Bittersweet Chocolate Cake Recipe © 2008 Martha Hall Foose. Photo © 2008 Ben Fink. All rights reserved.

[Sandy Hill] Wow! What a heavenly dessert that melted in your mouth like a divine chocolate truffle! My husband and guests couldn’t quit raving about this chocolate cake. I made it a week before our dinner party, froze it and it was perfect. The instructions were very easy to follow and I would definitely make this again and again.
[Mary Fletcher] Dear Martha, you have successfully found the cure for PMS. I will “over medicate” further.

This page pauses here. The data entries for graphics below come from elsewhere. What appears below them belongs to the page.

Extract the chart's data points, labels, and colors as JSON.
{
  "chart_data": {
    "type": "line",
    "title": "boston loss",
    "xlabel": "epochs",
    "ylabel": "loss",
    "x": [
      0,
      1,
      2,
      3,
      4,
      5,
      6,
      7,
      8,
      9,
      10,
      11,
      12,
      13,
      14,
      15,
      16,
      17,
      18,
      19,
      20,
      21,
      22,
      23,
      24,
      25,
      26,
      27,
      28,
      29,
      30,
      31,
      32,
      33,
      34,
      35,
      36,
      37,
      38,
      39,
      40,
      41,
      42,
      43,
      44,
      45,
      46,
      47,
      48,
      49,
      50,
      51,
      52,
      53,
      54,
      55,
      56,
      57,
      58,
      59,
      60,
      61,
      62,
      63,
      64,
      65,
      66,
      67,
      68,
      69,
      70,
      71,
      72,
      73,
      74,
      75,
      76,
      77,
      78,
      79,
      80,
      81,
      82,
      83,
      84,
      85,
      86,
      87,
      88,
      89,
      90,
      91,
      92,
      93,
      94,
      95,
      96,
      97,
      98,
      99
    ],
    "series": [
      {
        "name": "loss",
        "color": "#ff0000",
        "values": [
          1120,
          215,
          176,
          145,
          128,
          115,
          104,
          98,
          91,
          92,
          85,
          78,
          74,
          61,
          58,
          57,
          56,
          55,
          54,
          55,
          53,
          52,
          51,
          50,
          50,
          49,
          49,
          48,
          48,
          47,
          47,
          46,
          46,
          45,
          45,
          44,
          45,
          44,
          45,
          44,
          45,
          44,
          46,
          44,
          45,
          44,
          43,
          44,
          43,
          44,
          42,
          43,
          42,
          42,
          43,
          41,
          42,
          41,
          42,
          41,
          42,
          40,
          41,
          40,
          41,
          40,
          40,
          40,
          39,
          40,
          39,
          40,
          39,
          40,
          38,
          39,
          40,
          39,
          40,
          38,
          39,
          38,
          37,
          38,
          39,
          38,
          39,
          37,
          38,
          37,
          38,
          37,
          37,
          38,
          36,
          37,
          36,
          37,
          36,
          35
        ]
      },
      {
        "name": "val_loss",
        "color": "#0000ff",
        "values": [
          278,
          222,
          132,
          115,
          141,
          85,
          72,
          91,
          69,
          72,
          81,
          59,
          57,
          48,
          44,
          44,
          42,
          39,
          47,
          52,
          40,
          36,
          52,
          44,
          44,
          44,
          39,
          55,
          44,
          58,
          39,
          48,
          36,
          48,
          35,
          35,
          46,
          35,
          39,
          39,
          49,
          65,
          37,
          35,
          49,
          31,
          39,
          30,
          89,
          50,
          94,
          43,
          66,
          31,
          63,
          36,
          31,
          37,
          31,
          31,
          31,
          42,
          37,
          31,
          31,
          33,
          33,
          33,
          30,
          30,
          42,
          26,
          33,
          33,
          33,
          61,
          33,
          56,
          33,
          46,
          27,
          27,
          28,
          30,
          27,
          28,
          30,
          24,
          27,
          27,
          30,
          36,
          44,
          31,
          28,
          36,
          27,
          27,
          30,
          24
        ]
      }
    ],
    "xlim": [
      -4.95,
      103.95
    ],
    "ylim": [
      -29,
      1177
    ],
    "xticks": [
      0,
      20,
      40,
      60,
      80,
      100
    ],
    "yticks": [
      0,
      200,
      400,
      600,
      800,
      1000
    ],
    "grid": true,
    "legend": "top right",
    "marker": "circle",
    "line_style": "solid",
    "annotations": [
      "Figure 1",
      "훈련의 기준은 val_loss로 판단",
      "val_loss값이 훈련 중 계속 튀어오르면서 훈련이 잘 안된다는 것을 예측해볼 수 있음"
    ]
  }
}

[Susan Epstein] WOW! This chocolate cake was simple to make, had a beautiful presentation, and was deadly rich and delicious. Definitely a keeper. I served it with a small dollop of whipped cream. It’s a perfect way to end a special meal—everyone asked for the recipe. Next time I might substitute rum or chocolate liqueur for the bourbon but bourbon is very Southern.
[Leanne Abe] I love chocolate desserts, and this one didn’t disappoint. It helped to let the “cake” sit at room temperature for a little while, to make serving and eating a bit easier. I served it with whipped cream and a sprinkle of grated nutmeg on the cream. Definitely rich, definitely satisfying. And perfect for parties because it can sit in the freezer ahead of time! Although, I’m tempted to serve it in small cups as a warm pudding-like dish, too.
[Kim Vengler] This cake recipe is pure chocolate sin. It’s very easy to make. I followed the recipe exactly as stated. I’m not sure why the nutmeg is there since there was no hint of its taste, and I’m not sure it is important you include it in the recipe. It took me 15 minutes, not about 5 minutes as stated in the recipe, for my mixture to start to thicken. Your butter must be at room temperature because it won’t all melt if it is the least bit cool. The taste of bourbon is not overpowering. In fact it’s just the right touch. This is a perfect dessert to serve when you want to make a big impression or when you are just serving your family.